Me recargo en el respaldo limpiando una vez más mi rostro.

—Ese día, tu padre me envió a casa y me aseguró que todo estaría bien.

―Por supuesto que sí. Él siempre tenía una solución para todo.

―Tiene, amor. Siempre la tiene. Cuando volví al hospital, ya no estabas. Nunca vi a tu padre tan frustrado ―dice recordando el momento.

—No podía permitir que continuara controlando mi vida.

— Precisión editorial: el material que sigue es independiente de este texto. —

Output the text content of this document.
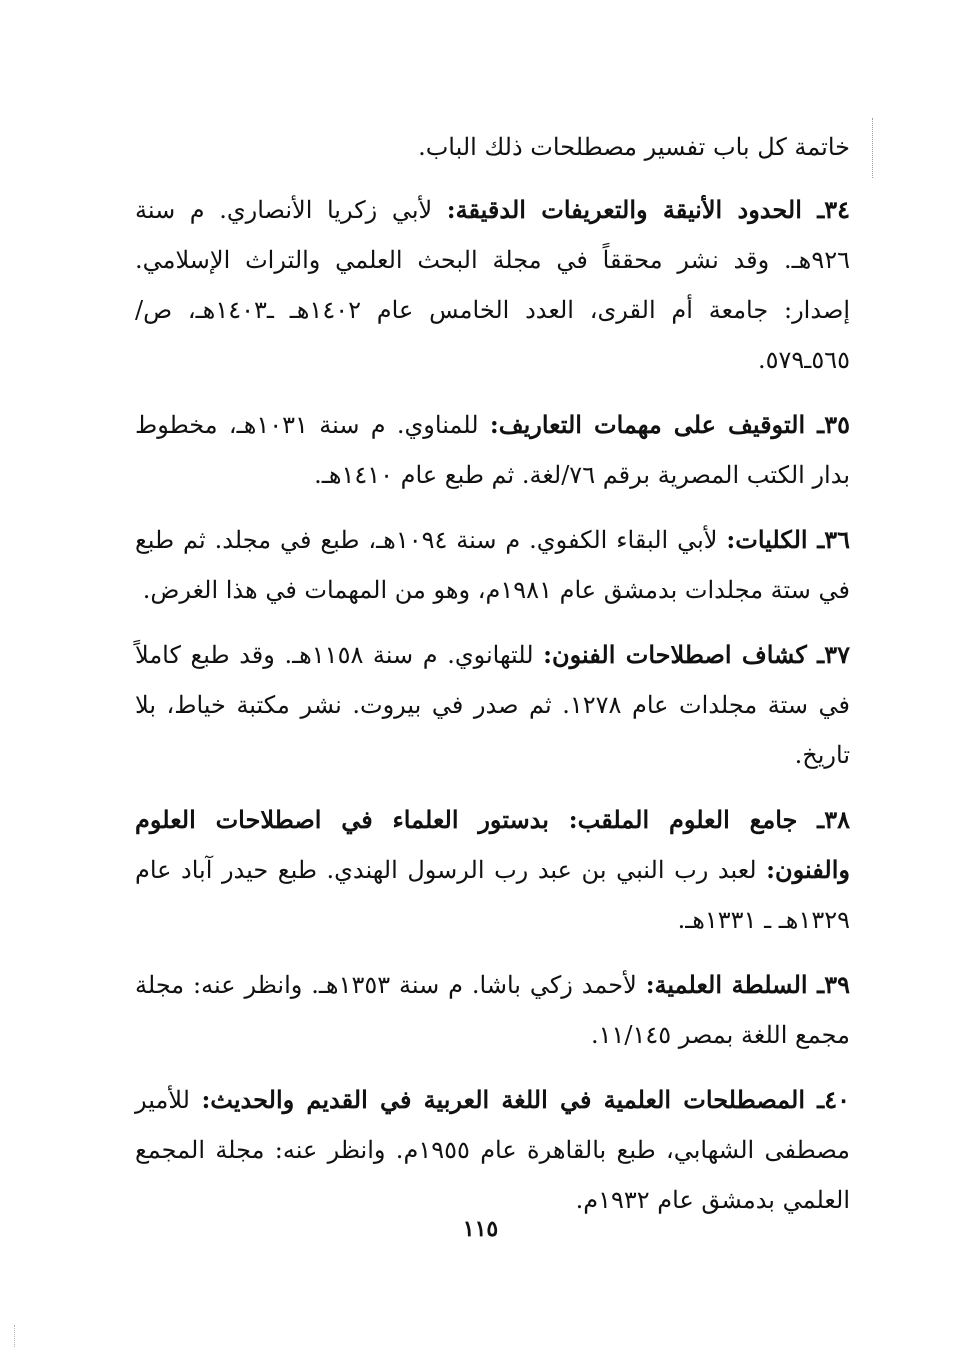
خاتمة كل باب تفسير مصطلحات ذلك الباب.

٣٤ـ الحدود الأنيقة والتعريفات الدقيقة: لأبي زكريا الأنصاري. م سنة ٩٢٦هـ. وقد نشر محققاً في مجلة البحث العلمي والتراث الإسلامي. إصدار: جامعة أم القرى، العدد الخامس عام ١٤٠٢هـ ـ١٤٠٣هـ، ص/٥٦٥ـ٥٧٩.

٣٥ـ التوقيف على مهمات التعاريف: للمناوي. م سنة ١٠٣١هـ، مخطوط بدار الكتب المصرية برقم ٧٦/لغة. ثم طبع عام ١٤١٠هـ.

٣٦ـ الكليات: لأبي البقاء الكفوي. م سنة ١٠٩٤هـ، طبع في مجلد. ثم طبع في ستة مجلدات بدمشق عام ١٩٨١م، وهو من المهمات في هذا الغرض.

٣٧ـ كشاف اصطلاحات الفنون: للتهانوي. م سنة ١١٥٨هـ. وقد طبع كاملاً في ستة مجلدات عام ١٢٧٨. ثم صدر في بيروت. نشر مكتبة خياط، بلا تاريخ.

٣٨ـ جامع العلوم الملقب: بدستور العلماء في اصطلاحات العلوم والفنون: لعبد رب النبي بن عبد رب الرسول الهندي. طبع حيدر آباد عام ١٣٢٩هـ ـ ١٣٣١هـ.

٣٩ـ السلطة العلمية: لأحمد زكي باشا. م سنة ١٣٥٣هـ. وانظر عنه: مجلة مجمع اللغة بمصر ١١/١٤٥.

٤٠ـ المصطلحات العلمية في اللغة العربية في القديم والحديث: للأمير مصطفى الشهابي، طبع بالقاهرة عام ١٩٥٥م. وانظر عنه: مجلة المجمع العلمي بدمشق عام ١٩٣٢م.

١١٥
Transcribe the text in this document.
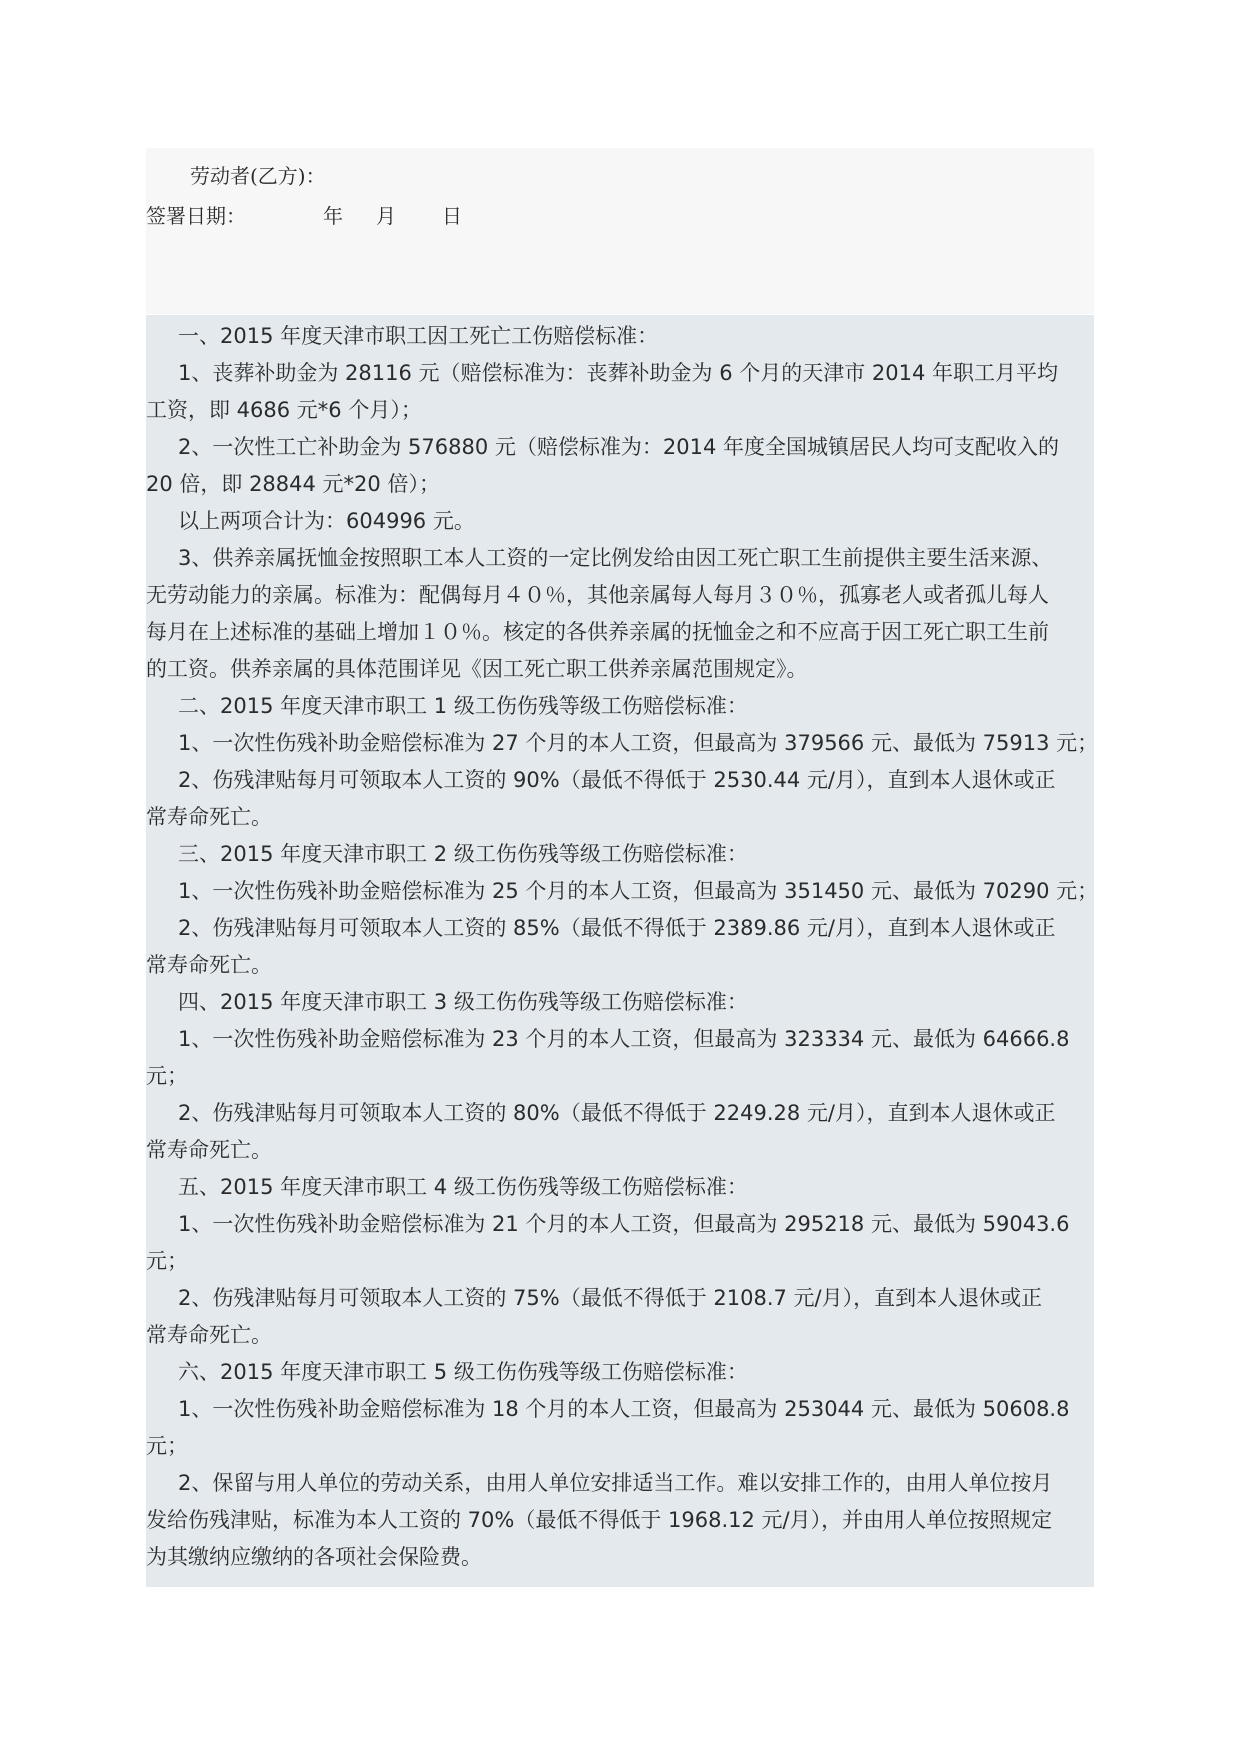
劳动者(乙方)：

签署日期：

	年

月

日

一、2015 年度天津市职工因工死亡工伤赔偿标准：
1、丧葬补助金为 28116 元（赔偿标准为：丧葬补助金为 6 个月的天津市 2014 年职工月平均
工资，即 4686 元*6 个月）；
2、一次性工亡补助金为 576880 元（赔偿标准为：2014 年度全国城镇居民人均可支配收入的
20 倍，即 28844 元*20 倍）；
以上两项合计为：604996 元。
3、供养亲属抚恤金按照职工本人工资的一定比例发给由因工死亡职工生前提供主要生活来源、
无劳动能力的亲属。标准为：配偶每月４０％，其他亲属每人每月３０％，孤寡老人或者孤儿每人
每月在上述标准的基础上增加１０％。核定的各供养亲属的抚恤金之和不应高于因工死亡职工生前
的工资。供养亲属的具体范围详见《因工死亡职工供养亲属范围规定》。
二、2015 年度天津市职工 1 级工伤伤残等级工伤赔偿标准：
1、一次性伤残补助金赔偿标准为 27 个月的本人工资，但最高为 379566 元、最低为 75913 元；
2、伤残津贴每月可领取本人工资的 90%（最低不得低于 2530.44 元/月），直到本人退休或正
常寿命死亡。
三、2015 年度天津市职工 2 级工伤伤残等级工伤赔偿标准：
1、一次性伤残补助金赔偿标准为 25 个月的本人工资，但最高为 351450 元、最低为 70290 元；
2、伤残津贴每月可领取本人工资的 85%（最低不得低于 2389.86 元/月），直到本人退休或正
常寿命死亡。
四、2015 年度天津市职工 3 级工伤伤残等级工伤赔偿标准：
1、一次性伤残补助金赔偿标准为 23 个月的本人工资，但最高为 323334 元、最低为 64666.8
元；
2、伤残津贴每月可领取本人工资的 80%（最低不得低于 2249.28 元/月），直到本人退休或正
常寿命死亡。
五、2015 年度天津市职工 4 级工伤伤残等级工伤赔偿标准：
1、一次性伤残补助金赔偿标准为 21 个月的本人工资，但最高为 295218 元、最低为 59043.6
元；
2、伤残津贴每月可领取本人工资的 75%（最低不得低于 2108.7 元/月），直到本人退休或正
常寿命死亡。
六、2015 年度天津市职工 5 级工伤伤残等级工伤赔偿标准：
1、一次性伤残补助金赔偿标准为 18 个月的本人工资，但最高为 253044 元、最低为 50608.8
元；
2、保留与用人单位的劳动关系，由用人单位安排适当工作。难以安排工作的，由用人单位按月
发给伤残津贴，标准为本人工资的 70%（最低不得低于 1968.12 元/月），并由用人单位按照规定
为其缴纳应缴纳的各项社会保险费。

―Lo sé. Yo sabía que el asunto con Margaret únicamente fue el pretexto perfecto para que te fueras. Lo comprendí cuando llevaste los papeles del divorcio. Tu padre no sabía de ese asunto, hasta un mes después de que estuviste allí. Se le salió ese asunto de las manos y no sabía qué hacer. Sabes que tu padre nunca pierde. No estoy aquí para hacerte la vida imposible, amor. Pude buscarte antes...

—Eso es justamente lo que no comprendo, Samuel. ¿Para qué me buscas ahora? —inquiero interesada—. No vamos a regresar. Así que no tiene sentido que estés aquí profesando amor por mí.

—¿Me olvidaste? ―pregunta sin titubeos.

—No. No te olvidé...

—¿Pero?

—Pero lo que una vez tuvimos quedó atrás, eres parte de un recuerdo nada más.

—Amor... —Musita y niego con la cabeza.

Samuel no es de los que se rinden con facilidad así que, acorta la poca distancia que nos queda acunando mi rostro entre sus manos. Después de vacilar unos segundos tanteando terreno, me besa.

—No seguiré tus juegos ―corto inmediatamente separándome de él, y me encamino a la cocina.

De pronto siento mis labios resecos, y tengo mucha sed.

—¿Cuáles juegos, amor? —pregunta siguiéndome―. Quiero que escuches al menos una vez lo que sucedió.

―No me interesa saber qué sucedió. Ya eso quedó atrás.

―No, no ha quedado atrás. Yo necesito que lo sepas. Necesito que sepas que nunca la toqué. Que ella se me insinuó y jamás le seguí el juego. Le dejé clara mi posición cuando fue directa con lo que sentía por mí y lo que buscaba. Ese día yo no me di cuenta de que estaba en el departamento hasta que desperté. No antes.

―No tiene sentido.

―Ella tenía una llave del departamento que tu padre guardaba en su oficina y, así fue como entró y se metió en la cama. Regina, solamente quiero que recuperemos lo nuestro.

―Eso no va a pasar.

―¿Segura?

—Si —respondo en voz baja.

Tomo un vaso que hay cerca de la estufa, y al sentirme un poco mareada, recargo ambas manos sobre la encimera que hay aún costado.

—¿Estás bien, amor? —inquiere preocupado.